Given these numbers, people with hypertension will be heartened to know that it is possible to lower blood pressure by consuming less salt.

DASH Trials

To that end, Bergquist reveals that results from the Dietary Approaches to Stop Hypertension (DASH) trials were foundational in linking lower sodium intake with lower blood pressure. The first part of the DASH trial found that a diet emphasizing fruits, vegetables, low-fat dairy foods and limited red meat, saturated fats and sweets (the DASH diet) lowered blood pressure compared to the standard American diet. The second trial looked at three levels of sodium intake – high, medium or low – in people who followed the DASH diet or the standard American diet. It concluded that the less sodium a person consumes, the lower their blood pressure.
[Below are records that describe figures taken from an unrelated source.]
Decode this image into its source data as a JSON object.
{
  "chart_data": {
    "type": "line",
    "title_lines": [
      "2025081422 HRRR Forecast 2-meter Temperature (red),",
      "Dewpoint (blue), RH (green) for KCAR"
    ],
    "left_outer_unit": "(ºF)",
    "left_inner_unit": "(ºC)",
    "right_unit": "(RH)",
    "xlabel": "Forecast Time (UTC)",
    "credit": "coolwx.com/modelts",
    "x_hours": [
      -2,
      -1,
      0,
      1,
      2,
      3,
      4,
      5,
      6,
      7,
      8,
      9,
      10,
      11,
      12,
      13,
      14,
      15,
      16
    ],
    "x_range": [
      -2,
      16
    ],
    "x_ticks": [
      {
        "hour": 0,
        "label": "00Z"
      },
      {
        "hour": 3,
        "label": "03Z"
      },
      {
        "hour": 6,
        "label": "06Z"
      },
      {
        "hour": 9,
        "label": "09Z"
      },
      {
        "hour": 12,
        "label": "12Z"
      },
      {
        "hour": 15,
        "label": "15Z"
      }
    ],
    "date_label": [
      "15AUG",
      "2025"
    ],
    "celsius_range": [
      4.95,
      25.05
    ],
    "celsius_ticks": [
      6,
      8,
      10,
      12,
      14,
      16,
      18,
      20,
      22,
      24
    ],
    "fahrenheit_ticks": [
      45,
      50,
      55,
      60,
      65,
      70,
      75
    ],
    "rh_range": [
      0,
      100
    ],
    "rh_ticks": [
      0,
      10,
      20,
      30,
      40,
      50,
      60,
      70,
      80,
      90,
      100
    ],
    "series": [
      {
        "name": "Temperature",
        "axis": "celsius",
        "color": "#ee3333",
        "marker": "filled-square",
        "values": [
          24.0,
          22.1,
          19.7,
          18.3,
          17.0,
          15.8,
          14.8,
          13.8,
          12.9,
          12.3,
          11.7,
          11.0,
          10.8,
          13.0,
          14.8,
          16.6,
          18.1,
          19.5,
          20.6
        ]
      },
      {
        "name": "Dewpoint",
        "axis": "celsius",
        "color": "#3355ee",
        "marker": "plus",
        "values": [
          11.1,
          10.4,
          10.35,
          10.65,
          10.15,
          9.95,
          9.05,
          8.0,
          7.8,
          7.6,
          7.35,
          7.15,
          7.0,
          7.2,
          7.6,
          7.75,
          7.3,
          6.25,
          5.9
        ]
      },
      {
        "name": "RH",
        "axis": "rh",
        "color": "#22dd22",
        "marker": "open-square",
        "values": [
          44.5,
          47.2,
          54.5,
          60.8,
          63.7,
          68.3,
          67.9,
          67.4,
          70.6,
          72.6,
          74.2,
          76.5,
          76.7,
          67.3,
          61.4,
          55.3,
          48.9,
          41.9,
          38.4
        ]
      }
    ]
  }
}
So kiss your salty fantasies of scattered, smothered and covered hash browns slathered in ketchup goodbye already. The doctor recommends that we eat more whole foods like fruits, vegetables, beans, lentils, nuts and seeds: "Not only are they naturally low in sodium, but they are high in potassium, which opposes the effect of sodium by relaxing blood vessels and lowering blood pressure," affirms Bergquist.

As for runners and others who work up a healthy sweat exercising, Bergquist advises, "It's better to replace lost sodium with electrolyte-rich sports drinks and food rather than salt pills to avoid getting excess salt."

On the eve of (yep, it's a real thing) World Salt Awareness Week, which takes place March 12-18, 2018, Bergquist reminds us that, "Regardless of how we respond to salt, we can improve our health by eating whole foods and avoiding processed foods, many of which contain whopping amounts of salt."

It'll take a lot of self-discipline and likely a period of moody withdrawal before we're able to give that briny siren sodium the final shake, but for the sake of our health we owe it to ourselves to try.